Metal stamping process simulation

This robotic cell model simulates, in a small scale, the automatic process of stamping metal with a large hydraulic press. A real metal stamping cycle includes the following steps:

1. the operator loads a blank metal sheet on a turntable that separates him from the dangerous inner part of the cell;
2. the operator presses a button, the turntable rotates by half turn to bring the blank part inside the cell;
3. the ABB robot arm is authorized to pick the blank part from the turntable, and drop it on the tilted centering table;
4. the blank part slides down to the bottom corner of this table, so it is aligned automatically by gravity;
5. the robot arm, equipped with a dual vacuum picker, picks up the aligned blank part, removes a finished part from the C-type press, and simultaneously drops the blank part into the press bed;
6. once the robot arm exits the press working area, the PLC authorizes the press to execute its stamping cycle, while the robot drops the finished part on a conveyor, which brings the part out of the cell;
7. the part that has just been stamped remains inside the press until the next cycle of the cell, triggered by the operator with a button press before.

The LEGO devices of the robotic cell

The set of LEGO modules includes four devices:

• A turntable of a 40cm diameter with a see-though wall in the middle.
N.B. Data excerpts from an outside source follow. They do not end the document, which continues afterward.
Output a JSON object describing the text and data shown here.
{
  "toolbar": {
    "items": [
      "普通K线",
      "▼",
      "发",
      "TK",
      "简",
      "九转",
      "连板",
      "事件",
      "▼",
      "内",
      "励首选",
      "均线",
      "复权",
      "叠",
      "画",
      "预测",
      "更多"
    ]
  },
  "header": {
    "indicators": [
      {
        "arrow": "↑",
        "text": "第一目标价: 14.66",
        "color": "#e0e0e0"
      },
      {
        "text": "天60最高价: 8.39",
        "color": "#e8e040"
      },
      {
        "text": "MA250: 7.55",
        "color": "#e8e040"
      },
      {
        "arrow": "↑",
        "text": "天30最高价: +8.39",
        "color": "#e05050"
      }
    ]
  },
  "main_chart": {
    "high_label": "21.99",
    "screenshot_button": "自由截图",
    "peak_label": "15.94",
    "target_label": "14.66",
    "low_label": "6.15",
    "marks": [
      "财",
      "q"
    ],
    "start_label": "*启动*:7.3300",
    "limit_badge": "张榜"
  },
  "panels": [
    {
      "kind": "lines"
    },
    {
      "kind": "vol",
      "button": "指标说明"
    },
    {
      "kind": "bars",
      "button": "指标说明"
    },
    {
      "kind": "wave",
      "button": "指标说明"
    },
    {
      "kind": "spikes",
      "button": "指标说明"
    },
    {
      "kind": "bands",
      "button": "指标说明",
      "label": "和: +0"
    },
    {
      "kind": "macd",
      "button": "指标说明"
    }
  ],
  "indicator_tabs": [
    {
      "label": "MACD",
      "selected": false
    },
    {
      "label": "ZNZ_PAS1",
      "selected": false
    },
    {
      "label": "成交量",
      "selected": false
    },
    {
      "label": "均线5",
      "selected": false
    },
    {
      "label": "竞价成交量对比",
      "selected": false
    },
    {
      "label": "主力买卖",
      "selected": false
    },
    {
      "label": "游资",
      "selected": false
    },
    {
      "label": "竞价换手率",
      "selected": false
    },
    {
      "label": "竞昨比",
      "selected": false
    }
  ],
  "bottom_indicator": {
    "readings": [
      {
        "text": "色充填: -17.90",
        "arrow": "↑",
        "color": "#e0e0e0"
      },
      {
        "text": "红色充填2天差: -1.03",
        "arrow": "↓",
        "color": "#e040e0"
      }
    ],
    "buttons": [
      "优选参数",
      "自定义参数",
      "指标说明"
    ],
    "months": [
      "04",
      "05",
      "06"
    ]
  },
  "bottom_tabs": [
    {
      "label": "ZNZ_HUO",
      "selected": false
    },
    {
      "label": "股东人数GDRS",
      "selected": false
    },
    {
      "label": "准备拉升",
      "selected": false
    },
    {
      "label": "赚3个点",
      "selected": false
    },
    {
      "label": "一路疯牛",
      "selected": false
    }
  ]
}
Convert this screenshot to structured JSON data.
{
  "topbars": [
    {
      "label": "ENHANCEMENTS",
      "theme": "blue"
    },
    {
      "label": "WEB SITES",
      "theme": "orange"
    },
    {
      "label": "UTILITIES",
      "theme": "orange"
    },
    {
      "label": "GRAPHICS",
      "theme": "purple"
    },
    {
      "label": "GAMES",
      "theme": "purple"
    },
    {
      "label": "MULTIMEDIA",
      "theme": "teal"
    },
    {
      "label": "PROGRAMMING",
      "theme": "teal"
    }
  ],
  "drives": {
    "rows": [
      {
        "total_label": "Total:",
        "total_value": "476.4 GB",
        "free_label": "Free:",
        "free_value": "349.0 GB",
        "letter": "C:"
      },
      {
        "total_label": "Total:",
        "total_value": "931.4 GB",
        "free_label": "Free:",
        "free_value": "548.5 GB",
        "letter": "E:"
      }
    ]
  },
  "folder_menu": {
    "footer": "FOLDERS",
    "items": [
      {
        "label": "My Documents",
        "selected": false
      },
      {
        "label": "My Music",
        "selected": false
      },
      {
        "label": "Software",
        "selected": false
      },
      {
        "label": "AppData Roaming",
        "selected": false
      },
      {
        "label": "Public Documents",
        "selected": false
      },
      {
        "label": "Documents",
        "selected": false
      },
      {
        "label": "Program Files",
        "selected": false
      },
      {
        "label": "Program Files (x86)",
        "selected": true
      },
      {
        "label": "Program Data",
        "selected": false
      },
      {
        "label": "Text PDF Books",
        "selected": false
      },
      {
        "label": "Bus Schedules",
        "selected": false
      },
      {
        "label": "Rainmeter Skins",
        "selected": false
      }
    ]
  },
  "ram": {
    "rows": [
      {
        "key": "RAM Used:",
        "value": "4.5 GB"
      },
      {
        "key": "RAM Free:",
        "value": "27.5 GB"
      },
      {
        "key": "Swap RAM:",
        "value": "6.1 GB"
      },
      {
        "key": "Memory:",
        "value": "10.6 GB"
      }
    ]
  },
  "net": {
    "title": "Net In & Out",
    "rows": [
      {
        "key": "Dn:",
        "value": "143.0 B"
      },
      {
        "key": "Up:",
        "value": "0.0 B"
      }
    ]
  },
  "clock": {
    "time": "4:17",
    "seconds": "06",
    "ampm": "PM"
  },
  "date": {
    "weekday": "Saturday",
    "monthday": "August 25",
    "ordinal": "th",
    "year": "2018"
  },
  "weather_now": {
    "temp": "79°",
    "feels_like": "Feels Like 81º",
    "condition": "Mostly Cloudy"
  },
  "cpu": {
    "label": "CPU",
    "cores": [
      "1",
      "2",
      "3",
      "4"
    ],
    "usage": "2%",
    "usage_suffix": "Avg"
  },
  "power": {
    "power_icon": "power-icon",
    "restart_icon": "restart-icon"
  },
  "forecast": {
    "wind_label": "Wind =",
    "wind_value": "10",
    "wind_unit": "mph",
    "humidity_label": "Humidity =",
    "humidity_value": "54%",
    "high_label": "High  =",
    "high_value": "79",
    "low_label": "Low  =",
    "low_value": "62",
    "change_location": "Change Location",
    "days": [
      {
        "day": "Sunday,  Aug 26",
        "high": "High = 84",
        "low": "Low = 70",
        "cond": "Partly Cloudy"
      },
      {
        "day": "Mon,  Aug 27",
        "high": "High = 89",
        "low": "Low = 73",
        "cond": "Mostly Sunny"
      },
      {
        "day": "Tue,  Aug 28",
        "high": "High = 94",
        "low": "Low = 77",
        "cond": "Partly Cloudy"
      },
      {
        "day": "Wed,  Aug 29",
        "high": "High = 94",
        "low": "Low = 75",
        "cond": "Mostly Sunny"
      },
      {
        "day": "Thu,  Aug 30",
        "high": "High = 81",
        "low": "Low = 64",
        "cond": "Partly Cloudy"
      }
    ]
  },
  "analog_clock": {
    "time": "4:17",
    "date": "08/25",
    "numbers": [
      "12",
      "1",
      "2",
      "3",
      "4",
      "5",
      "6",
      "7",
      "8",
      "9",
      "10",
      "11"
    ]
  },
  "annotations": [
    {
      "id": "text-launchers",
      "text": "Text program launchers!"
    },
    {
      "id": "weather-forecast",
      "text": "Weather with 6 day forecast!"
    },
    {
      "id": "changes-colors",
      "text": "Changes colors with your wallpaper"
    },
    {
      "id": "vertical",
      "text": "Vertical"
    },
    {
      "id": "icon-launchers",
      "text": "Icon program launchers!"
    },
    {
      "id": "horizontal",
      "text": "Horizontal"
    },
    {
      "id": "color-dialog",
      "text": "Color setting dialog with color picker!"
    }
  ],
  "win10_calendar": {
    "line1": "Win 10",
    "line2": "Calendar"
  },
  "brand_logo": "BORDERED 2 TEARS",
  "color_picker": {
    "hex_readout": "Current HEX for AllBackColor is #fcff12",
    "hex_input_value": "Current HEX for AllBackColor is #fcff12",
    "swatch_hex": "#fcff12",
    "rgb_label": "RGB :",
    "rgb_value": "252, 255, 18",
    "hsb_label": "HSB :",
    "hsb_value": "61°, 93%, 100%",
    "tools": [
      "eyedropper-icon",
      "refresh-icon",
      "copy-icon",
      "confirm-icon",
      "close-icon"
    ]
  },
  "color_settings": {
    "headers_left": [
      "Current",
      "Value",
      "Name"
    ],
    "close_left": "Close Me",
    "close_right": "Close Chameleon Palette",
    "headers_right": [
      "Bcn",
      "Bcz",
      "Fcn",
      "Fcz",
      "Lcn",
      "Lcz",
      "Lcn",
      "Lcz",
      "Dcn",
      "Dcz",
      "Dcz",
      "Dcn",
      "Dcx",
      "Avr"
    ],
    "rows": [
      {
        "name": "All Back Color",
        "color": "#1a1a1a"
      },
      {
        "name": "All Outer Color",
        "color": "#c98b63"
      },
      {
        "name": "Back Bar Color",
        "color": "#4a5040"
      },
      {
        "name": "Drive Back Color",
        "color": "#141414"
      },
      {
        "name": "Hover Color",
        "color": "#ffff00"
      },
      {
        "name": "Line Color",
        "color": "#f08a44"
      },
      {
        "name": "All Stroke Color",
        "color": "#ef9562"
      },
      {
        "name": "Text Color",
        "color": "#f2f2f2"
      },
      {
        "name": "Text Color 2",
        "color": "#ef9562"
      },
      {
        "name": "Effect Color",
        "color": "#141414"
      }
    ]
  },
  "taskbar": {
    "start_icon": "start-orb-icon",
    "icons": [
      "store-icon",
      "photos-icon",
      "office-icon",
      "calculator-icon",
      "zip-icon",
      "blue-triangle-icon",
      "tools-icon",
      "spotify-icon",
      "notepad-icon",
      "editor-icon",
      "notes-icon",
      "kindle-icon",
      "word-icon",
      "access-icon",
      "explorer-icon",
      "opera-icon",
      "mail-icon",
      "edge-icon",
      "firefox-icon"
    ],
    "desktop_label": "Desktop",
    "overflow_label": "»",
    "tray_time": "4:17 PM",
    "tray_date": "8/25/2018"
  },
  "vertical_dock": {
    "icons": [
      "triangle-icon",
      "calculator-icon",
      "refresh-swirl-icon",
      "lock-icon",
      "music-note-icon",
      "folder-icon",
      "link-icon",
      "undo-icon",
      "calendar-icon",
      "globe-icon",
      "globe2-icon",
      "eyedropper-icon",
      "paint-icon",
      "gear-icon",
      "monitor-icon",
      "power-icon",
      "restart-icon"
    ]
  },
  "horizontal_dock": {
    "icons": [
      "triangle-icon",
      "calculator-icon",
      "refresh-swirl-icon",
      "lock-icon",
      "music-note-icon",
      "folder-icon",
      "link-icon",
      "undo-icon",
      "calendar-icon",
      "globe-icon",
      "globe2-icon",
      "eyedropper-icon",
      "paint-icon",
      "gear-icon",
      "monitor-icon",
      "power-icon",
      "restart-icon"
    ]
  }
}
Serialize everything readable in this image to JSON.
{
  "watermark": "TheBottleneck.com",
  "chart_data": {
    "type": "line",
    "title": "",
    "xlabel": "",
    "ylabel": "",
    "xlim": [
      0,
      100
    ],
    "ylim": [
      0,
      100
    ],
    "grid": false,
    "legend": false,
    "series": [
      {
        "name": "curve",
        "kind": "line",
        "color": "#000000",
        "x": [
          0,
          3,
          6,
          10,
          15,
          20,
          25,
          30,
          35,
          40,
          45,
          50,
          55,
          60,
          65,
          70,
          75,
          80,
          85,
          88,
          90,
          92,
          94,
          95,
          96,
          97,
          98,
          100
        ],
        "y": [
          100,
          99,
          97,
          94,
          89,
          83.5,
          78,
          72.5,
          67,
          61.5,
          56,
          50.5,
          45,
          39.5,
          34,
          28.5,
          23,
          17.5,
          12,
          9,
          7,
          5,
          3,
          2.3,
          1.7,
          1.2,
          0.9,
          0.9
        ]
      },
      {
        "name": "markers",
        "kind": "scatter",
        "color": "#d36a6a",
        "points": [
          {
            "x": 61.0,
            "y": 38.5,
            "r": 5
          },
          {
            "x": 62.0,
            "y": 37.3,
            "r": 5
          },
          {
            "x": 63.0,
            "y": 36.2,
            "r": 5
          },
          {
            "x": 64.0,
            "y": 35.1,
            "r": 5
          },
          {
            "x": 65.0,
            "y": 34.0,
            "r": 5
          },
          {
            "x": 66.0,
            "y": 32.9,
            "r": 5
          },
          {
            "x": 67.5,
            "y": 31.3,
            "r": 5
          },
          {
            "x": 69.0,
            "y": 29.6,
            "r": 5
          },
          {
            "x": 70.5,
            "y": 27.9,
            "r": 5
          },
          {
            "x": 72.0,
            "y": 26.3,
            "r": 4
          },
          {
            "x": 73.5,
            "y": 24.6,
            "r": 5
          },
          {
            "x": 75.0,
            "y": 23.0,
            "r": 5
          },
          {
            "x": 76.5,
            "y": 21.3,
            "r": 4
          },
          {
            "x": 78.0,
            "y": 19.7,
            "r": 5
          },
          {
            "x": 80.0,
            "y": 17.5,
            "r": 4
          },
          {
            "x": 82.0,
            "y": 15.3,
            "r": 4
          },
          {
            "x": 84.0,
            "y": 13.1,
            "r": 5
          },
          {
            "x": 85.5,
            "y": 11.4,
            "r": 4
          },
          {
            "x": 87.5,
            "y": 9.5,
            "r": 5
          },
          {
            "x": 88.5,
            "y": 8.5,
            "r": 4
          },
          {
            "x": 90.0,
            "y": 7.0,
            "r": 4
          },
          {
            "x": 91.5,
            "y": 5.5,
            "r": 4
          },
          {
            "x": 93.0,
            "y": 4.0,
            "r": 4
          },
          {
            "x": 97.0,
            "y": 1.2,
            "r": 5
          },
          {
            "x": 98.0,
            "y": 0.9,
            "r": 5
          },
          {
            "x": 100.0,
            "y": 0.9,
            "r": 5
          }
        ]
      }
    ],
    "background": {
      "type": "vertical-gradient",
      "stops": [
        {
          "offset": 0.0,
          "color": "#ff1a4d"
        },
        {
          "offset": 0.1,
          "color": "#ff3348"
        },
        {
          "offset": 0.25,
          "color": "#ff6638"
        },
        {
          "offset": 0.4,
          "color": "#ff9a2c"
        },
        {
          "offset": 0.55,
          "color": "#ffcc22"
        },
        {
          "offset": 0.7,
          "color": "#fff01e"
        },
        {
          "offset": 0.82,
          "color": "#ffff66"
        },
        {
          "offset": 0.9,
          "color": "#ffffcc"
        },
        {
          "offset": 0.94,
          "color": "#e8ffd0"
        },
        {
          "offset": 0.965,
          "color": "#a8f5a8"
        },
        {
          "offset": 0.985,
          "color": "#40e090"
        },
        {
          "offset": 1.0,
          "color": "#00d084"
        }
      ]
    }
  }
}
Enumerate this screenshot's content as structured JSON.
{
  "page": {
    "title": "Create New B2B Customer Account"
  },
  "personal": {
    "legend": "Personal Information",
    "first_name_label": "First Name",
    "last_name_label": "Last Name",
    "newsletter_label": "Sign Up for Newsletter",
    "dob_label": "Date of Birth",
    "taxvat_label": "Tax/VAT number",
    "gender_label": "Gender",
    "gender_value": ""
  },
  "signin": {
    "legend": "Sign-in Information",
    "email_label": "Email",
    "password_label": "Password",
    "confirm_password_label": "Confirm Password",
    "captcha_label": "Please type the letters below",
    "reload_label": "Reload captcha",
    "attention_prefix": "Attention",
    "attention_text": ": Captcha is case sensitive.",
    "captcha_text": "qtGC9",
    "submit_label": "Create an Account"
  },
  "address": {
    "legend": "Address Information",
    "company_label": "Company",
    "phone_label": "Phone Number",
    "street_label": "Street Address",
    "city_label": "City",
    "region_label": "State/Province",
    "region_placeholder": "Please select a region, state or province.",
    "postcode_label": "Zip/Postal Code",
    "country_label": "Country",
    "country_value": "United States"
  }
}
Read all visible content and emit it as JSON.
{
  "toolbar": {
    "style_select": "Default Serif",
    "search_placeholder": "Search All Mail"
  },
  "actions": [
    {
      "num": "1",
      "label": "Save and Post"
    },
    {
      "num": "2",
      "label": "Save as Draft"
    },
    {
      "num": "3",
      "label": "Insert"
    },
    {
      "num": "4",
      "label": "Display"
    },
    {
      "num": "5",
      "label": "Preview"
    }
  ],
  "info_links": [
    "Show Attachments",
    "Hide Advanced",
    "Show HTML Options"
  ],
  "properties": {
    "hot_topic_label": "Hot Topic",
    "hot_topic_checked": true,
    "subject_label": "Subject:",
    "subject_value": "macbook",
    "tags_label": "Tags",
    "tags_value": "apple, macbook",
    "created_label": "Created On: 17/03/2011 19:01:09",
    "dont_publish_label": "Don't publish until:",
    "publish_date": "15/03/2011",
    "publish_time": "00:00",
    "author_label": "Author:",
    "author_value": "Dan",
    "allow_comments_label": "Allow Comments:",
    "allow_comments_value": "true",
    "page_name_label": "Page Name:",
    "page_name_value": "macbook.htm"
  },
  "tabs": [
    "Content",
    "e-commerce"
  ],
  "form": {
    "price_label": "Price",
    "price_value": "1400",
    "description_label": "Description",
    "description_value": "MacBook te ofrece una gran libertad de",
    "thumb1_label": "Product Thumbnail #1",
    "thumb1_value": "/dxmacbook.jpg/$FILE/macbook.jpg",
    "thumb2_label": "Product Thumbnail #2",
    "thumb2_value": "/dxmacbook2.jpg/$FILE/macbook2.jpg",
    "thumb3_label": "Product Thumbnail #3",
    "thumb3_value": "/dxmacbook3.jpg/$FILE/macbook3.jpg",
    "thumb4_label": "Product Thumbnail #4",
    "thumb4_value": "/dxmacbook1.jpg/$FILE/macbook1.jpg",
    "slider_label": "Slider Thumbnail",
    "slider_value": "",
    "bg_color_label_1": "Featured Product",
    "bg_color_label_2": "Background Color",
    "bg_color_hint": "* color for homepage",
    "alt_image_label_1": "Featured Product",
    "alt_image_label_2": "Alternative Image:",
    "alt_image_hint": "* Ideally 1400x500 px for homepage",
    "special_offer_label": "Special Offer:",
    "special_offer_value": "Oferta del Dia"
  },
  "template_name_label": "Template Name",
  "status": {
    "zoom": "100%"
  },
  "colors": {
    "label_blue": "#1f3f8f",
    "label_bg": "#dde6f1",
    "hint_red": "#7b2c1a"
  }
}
The turntable can rotate by half turn back and forth.
• A centering table which is a passive tilted table (with no actuators or sensors) that allows the blank parts to be squared-up by sliding down to the bottom corner of the table edge.
• A C-type press that can exert the enough force to stamp a message on a blank visit card. The press incorporates a self-inking stamp with weakened springs, equipped with a custom-made matrix. The press ram moves up and down smoothly thanks to a position, speed and acceleration controller that drives the LEGO MINDSTORMS servomotors.
• A linear conveyor that carries the finished cards out of the cell, into a basket.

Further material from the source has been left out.